Один из юношей-скорописцев вскочил на окно, желая выпрыгнуть на двор, но воин уцепился за длинную одежду его и не пускал. Стол с чернильницами опрокинули, и красные чернила разлились по синему яшмовому полу. При виде этой багровой лужи стали кричать:
– Кровь! Кровь! Бегите!
Другие вопили:
– Смерть врагам благочестивейшего августа!
Пафнутий громовым голосом возглашал, увлекаемый двумя легионерами:
– Признаю собор Никейский, ересь арианскую анафематствую!
Многие продолжали кричать:
– Единосущный!
Другие:
– Да не будет сего! Подобносущный!
Третьи:
– Несходный, сиречь, аномэон, аномэон!-Умолкните, богоненавистники! -Анафема! – Да извергнется! – Собор в Никее! – Собор в Сардике! – В Ганграх Пафлагонских! -Анафема!
Слепой Озий сидел неподвижно, всеми забытый, на своем почетном епископском кресле, и шептал чуть слышно:
– Иисусе Христе, Сыне Божий, помилуй нас!
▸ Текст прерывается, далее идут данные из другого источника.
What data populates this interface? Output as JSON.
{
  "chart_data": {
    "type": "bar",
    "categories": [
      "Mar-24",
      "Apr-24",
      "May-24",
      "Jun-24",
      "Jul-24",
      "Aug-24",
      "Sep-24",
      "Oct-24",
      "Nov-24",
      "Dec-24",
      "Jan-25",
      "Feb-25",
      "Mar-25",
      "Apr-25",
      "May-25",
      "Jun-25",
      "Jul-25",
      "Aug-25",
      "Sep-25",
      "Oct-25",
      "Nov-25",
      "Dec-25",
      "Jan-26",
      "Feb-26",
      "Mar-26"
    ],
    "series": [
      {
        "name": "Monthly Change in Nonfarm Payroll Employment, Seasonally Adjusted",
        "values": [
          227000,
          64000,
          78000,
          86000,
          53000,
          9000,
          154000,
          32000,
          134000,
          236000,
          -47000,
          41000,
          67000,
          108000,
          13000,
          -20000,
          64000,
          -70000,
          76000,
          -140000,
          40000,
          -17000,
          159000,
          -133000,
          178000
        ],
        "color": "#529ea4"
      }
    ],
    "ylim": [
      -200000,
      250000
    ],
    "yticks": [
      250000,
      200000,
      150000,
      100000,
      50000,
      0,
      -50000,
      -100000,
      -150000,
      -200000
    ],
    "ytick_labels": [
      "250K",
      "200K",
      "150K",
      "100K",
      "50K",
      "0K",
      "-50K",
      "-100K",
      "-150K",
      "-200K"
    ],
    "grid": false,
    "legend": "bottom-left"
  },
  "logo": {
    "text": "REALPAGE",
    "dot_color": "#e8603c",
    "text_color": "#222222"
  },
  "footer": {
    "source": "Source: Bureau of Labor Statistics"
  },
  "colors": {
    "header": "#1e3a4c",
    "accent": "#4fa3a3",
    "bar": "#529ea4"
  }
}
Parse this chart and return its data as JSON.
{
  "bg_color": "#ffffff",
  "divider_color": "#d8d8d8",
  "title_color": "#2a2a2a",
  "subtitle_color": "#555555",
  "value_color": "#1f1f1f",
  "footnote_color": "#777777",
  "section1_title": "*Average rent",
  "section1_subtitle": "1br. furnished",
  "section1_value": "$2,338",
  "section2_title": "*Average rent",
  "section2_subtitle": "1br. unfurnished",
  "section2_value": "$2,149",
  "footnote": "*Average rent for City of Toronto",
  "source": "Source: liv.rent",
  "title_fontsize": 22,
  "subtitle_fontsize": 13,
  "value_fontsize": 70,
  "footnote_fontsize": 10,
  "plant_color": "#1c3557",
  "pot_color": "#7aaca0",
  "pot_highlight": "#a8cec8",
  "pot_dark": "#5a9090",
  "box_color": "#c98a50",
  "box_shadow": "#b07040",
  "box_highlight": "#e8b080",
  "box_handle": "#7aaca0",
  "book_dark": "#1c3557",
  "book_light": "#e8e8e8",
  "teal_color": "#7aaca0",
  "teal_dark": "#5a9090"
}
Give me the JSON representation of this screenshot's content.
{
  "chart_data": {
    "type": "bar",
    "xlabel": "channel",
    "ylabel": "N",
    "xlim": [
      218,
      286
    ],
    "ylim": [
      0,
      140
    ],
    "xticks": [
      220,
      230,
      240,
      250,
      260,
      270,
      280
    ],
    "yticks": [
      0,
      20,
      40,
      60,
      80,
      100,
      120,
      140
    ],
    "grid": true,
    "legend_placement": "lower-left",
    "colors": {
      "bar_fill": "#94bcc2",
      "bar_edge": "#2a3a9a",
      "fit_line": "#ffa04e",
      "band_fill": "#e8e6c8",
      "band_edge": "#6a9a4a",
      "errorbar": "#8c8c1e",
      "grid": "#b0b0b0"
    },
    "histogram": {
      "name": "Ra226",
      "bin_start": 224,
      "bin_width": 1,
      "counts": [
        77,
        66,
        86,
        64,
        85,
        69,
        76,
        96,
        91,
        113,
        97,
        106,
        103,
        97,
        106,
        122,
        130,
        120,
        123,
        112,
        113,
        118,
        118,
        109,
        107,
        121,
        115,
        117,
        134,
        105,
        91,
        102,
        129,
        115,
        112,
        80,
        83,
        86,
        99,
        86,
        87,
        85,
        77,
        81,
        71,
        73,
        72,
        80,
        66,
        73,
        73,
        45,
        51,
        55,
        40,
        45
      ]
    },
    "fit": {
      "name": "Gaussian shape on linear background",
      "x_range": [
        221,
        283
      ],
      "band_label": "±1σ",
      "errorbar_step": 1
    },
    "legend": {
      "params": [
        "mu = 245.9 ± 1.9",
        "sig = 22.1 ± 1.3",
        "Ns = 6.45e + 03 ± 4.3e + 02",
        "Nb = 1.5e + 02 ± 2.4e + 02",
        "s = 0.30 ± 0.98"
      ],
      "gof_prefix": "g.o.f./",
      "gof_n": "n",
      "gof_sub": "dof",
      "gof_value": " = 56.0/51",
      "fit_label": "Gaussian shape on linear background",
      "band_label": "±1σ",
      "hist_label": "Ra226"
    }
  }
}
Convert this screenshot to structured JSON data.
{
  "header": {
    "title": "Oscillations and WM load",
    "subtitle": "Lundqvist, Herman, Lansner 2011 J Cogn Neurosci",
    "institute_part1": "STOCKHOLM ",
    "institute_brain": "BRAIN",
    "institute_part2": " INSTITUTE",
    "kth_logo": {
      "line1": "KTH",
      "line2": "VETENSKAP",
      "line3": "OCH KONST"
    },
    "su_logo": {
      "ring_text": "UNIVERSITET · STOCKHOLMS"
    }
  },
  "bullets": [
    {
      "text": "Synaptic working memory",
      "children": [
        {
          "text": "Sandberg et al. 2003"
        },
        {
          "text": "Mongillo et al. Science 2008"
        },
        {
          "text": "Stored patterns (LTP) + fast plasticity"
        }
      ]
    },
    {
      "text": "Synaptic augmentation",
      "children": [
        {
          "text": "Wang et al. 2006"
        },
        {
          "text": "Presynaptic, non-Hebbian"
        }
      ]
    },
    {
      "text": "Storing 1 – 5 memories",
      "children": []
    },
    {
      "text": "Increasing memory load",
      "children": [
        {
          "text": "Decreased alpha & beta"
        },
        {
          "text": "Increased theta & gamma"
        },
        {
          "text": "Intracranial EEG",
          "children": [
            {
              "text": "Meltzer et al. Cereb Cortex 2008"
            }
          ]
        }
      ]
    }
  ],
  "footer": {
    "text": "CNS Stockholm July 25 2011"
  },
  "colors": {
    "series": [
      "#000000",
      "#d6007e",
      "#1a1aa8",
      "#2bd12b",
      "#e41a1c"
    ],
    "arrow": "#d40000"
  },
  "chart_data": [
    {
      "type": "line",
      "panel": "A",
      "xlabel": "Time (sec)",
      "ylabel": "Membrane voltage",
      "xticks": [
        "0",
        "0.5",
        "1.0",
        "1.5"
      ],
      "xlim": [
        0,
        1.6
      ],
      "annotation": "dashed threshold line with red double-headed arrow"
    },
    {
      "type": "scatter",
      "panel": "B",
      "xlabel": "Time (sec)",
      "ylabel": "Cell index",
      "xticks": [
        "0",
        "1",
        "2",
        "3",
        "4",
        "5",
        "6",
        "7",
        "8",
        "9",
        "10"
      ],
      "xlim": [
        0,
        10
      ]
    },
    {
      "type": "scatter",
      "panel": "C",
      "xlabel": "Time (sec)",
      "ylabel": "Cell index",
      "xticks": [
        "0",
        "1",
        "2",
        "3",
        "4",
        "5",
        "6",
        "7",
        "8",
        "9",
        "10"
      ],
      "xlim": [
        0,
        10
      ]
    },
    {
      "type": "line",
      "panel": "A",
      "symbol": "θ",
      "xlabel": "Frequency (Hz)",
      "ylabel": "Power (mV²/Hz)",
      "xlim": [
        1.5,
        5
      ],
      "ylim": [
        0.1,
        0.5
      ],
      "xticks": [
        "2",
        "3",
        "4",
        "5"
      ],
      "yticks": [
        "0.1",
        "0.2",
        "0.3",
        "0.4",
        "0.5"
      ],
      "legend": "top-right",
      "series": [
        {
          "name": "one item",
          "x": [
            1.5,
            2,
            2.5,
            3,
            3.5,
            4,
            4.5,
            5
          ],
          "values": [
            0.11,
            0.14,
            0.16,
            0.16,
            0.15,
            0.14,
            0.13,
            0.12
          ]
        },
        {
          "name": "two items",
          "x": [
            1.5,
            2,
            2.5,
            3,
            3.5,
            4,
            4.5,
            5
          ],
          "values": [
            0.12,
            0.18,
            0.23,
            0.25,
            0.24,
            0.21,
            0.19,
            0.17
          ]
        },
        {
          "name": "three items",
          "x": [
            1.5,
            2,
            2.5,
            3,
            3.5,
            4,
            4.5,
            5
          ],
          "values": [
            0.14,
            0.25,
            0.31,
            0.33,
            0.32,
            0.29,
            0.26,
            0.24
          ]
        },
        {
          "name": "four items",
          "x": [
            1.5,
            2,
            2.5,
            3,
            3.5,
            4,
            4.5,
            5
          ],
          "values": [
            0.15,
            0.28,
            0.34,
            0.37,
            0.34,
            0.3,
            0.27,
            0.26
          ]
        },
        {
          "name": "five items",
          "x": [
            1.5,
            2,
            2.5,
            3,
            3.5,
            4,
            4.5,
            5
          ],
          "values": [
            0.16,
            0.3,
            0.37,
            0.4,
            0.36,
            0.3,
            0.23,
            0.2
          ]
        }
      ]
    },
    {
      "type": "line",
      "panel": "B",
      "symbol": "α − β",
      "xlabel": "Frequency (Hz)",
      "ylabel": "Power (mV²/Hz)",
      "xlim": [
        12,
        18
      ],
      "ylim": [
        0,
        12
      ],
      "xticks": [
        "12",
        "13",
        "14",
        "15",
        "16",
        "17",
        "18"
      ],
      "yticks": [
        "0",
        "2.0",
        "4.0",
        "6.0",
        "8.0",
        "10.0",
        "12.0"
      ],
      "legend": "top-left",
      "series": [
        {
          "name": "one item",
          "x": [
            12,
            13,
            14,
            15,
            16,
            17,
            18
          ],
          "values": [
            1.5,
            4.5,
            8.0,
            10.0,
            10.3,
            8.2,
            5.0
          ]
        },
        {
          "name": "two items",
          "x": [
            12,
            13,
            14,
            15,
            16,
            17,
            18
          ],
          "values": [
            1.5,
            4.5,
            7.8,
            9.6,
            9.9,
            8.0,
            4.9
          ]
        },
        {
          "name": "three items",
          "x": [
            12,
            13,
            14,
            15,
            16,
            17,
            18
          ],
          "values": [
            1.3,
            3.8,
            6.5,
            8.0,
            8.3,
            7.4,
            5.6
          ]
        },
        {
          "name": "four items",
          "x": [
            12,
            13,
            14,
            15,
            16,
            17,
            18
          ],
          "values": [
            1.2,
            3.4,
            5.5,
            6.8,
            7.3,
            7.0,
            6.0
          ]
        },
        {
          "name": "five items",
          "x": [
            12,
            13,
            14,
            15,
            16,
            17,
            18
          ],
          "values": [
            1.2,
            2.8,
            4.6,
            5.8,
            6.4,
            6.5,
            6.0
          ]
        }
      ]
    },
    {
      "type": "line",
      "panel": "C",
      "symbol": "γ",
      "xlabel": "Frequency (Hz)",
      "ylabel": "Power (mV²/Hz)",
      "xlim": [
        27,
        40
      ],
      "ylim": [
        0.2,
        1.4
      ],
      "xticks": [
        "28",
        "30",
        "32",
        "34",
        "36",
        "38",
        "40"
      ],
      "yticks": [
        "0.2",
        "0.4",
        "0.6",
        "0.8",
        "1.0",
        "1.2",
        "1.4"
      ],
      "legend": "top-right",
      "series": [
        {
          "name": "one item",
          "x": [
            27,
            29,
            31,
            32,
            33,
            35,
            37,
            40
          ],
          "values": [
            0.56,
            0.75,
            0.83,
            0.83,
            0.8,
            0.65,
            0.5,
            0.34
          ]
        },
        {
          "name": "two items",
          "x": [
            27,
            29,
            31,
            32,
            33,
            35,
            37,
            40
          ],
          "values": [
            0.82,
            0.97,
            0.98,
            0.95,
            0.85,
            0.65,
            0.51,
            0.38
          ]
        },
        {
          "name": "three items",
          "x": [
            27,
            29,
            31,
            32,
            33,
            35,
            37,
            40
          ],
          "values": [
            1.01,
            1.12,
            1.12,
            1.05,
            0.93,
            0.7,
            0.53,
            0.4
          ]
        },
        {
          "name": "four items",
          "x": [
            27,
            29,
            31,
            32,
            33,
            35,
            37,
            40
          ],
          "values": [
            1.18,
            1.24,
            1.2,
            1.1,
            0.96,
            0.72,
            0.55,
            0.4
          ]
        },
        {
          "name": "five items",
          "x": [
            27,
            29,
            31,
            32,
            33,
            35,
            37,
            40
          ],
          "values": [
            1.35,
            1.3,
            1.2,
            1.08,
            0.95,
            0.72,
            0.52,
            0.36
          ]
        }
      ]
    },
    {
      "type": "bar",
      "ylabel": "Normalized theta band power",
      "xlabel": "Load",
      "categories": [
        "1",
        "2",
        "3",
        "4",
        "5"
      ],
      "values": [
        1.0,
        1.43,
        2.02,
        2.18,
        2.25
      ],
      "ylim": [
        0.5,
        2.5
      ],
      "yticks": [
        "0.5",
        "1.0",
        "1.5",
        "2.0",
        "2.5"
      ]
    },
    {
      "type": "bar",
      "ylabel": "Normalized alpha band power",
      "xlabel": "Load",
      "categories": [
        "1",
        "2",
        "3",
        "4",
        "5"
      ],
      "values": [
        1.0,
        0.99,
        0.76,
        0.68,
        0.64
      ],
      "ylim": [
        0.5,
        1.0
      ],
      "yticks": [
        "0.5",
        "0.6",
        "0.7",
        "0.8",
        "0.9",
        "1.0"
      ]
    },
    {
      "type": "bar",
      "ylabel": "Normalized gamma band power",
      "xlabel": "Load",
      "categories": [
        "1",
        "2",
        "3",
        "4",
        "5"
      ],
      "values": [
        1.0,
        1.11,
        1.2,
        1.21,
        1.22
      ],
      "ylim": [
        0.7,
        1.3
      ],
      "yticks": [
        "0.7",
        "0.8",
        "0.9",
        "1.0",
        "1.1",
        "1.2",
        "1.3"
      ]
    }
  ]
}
Что же это, братья?..
Но напрасно протягивал он свои слабые руки к мятущимся и обезумевшим людям; напрасно твердил: «Братья, братья, что же это?»-Никто не видел и не слышал старика. И слезы текли по его столетним морщинам.
Юлиан смотрел на собор с злорадной усмешкой и молча торжествовал.
В тот же день, поздним вечером, в пустынной тишине, среди зеленой равнины, к Востоку от Медиолана шли два монаха-отшельника из Месопотамии, посланные на собор дальними сирийскими епископами.
Едва спаслись они из рук придворной стражи и теперь с радостью направляли путь к Равенне, чтобы поскорее сесть на корабль и вернуться в пустыню. Усталость и уныние выражались в их лицах. Эфраим, один из них, был старик; другой, Пимен – юноша. Эфраим сказал Пимену:
– Пора в пустыню, брат мой! Лучше слушать вой шакалов и львов, чем то, что сегодня мы слышали в царских чертогах. О, сладкое чадо мое! Блаженны безмолвные.
Блаженны оградившие себя стеною тишины пустынной, за которую не долетят к ним споры учителей церковных. Блаженны понявшие ничтожество слов. Блаженны не спорящие. Блажен, кто не испытывает Божьих тайн, но поет пред лицом твоим. Господи, как лира. Блажен, кто постиг, как трудно знать, как сладко любить Тебя, Господи!
Эфраим умолк, и Пимен произнес: «аминь!» Великая тишина ночи обняла их. И бодро, по звездам, направили они путь свой к Востоку, радуясь молчанию пустыни.
В солнечное утро по всем улицам Медиолана стремились толпы народа на главную площадь.
Раздался гул приветствий – и в триумфальной колеснице, запряженной стаей белых, как лебеди, коней, появился император.
Он стоял на такой высоте, что люди снизу должны были смотреть на него, закинув головы. Одежда, усыпанная драгоценными каменьями, горела ослепительно. В правой руке держал он скипетр, в левой – державу, увенчанную крестом.
Неподвижный, как изваяние, сильно нарумяненный и набеленный, он смотрел прямо перед собой, не поворачивая головы, как будто она была сжата в тисках. Во все продолжение пути, даже при толчках и сотрясениях колесницы, не сделал ни одного движения-не шевельнул пальцем, не кашлянул, не моргнул глазом. Эту окаменелую неподвижность приобрел Констанций многолетними усилиями, гордился ею и считал ее необходимым знаком божеского величия римских императоров. В такие минуты скорее согласился бы он умереть, чем, проявляя смертную природу, отереть пот с лица, чихнуть, высморкаться или плюнуть.